Nous pouvons nous réjouir que, finalement, huit films d’Álvarez soient apparus en DVD en Amérique du Nord, tous avec des sous-titres anglais optionnels : Now, Cerro Pelado (1966), Hanoi martes 13, Hasta la victoria siempre (1967), LBJ, 79 primaveras, El sueño del pongo (1970, la seule fiction qu’Alvarez ait réalisé), et El tigre saltó y mató, pero morirá … morirá (1973). La qualité des copies varie, mais il est bon de voir les séquences couleur au début et à la fin de Hanoi martes 13, qui sont rendues en noir et blanc sur la plupart des copies, et en couleur rosée sur d’autres.

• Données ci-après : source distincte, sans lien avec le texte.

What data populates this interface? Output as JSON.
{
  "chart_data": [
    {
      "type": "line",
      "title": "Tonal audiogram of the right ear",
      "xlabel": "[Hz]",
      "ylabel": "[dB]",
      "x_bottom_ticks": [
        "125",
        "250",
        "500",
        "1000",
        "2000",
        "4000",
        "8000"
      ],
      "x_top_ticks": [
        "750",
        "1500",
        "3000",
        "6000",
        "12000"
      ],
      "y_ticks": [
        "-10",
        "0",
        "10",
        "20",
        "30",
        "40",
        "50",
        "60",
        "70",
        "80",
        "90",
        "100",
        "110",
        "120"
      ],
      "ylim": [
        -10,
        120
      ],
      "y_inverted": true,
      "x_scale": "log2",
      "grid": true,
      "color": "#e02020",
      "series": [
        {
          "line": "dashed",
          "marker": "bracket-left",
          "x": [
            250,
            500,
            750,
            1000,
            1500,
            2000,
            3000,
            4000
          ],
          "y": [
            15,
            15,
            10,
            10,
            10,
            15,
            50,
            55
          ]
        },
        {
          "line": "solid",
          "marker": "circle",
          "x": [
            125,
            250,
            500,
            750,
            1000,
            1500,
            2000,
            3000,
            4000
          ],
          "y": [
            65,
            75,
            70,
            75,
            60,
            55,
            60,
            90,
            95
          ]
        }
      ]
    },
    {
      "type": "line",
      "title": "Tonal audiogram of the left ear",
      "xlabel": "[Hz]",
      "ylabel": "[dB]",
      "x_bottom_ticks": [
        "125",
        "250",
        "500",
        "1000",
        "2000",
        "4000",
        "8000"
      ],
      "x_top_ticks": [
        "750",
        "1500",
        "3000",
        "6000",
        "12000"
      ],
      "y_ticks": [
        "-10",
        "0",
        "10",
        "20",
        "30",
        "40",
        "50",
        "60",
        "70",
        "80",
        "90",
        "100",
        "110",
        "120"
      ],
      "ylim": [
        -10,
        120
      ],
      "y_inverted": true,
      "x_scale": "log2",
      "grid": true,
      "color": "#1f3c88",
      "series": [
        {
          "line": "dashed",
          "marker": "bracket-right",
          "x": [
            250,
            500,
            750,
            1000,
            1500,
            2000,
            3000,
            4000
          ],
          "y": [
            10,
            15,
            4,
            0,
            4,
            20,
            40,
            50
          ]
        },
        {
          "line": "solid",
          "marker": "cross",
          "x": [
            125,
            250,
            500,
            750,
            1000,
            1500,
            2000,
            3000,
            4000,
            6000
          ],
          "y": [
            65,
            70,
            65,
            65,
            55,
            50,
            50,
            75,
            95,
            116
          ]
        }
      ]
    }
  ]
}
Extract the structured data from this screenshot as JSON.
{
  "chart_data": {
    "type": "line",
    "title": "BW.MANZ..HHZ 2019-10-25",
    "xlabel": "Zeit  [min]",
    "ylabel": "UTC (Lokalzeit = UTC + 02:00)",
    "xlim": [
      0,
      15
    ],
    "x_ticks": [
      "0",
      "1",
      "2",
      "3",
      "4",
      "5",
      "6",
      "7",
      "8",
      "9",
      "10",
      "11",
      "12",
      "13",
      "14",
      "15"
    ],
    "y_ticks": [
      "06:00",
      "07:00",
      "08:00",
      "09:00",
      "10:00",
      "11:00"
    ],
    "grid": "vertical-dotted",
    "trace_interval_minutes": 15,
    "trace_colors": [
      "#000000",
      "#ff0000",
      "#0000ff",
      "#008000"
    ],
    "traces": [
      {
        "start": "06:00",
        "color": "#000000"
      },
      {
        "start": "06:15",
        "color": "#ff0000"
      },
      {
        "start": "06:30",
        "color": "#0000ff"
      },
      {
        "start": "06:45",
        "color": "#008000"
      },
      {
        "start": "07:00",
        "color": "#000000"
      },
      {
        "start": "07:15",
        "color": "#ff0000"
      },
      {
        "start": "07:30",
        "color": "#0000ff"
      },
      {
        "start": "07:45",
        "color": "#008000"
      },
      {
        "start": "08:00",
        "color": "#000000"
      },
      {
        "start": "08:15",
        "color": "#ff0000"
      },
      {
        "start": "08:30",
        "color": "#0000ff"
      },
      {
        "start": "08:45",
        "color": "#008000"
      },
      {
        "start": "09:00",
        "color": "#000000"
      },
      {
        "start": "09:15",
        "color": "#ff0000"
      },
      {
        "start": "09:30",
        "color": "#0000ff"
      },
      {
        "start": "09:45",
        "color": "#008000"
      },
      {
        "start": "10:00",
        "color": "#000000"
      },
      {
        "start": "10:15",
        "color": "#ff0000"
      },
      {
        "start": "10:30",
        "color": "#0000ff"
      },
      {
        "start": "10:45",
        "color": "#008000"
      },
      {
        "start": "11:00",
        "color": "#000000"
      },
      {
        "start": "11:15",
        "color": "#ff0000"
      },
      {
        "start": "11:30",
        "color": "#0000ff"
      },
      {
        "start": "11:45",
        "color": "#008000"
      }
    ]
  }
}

Merci au (très) indépendant cinéaste américain Travis Wilkerson pour avoir publié, par l’intermédiaire de sa société Extreme Low Frequency, “He Who Hits First, Hits Twice : The Urgent Cinema of Santiago Álvarez”, ce coffret double DVD qui comprend également un “documentaire” qu’il a réalisé sur le cinéaste, Accelerated Under Development (2003). Malheureusement, toutes les séquences d’interview que Wilkerson a tournées avec Álvarez et ses collègues étaient inutilisables, ce qui délimite la portée et l’utilité de son hommage. Ironiquement, ma propre copie de DVD s’enraye juste à un des points d’Accelerated Under Development où Wilkerson fait la démonstration de sa vidéo défectueuse, reprochée à la caméra russe avec laquelle il était coincé ! Mais on y trouve de merveilleuses photos du Cubain avec sa famille, Fidel (bien sûr), Ho Chi Minh, Salvador Allende, et ses collègues cinéastes radicaux Joris Ivens et Jean-Luc Godard, qui ont un jour qualifié Álvarez du “plus grand monteur de films du monde”. En son temps, il l’était certainement.
Santiago Álvarez a été diagnostiqué de la maladie de Parkinson en 1991, l’année où il a réalisé son dernier film. Il est décédé le 20 mai 1998.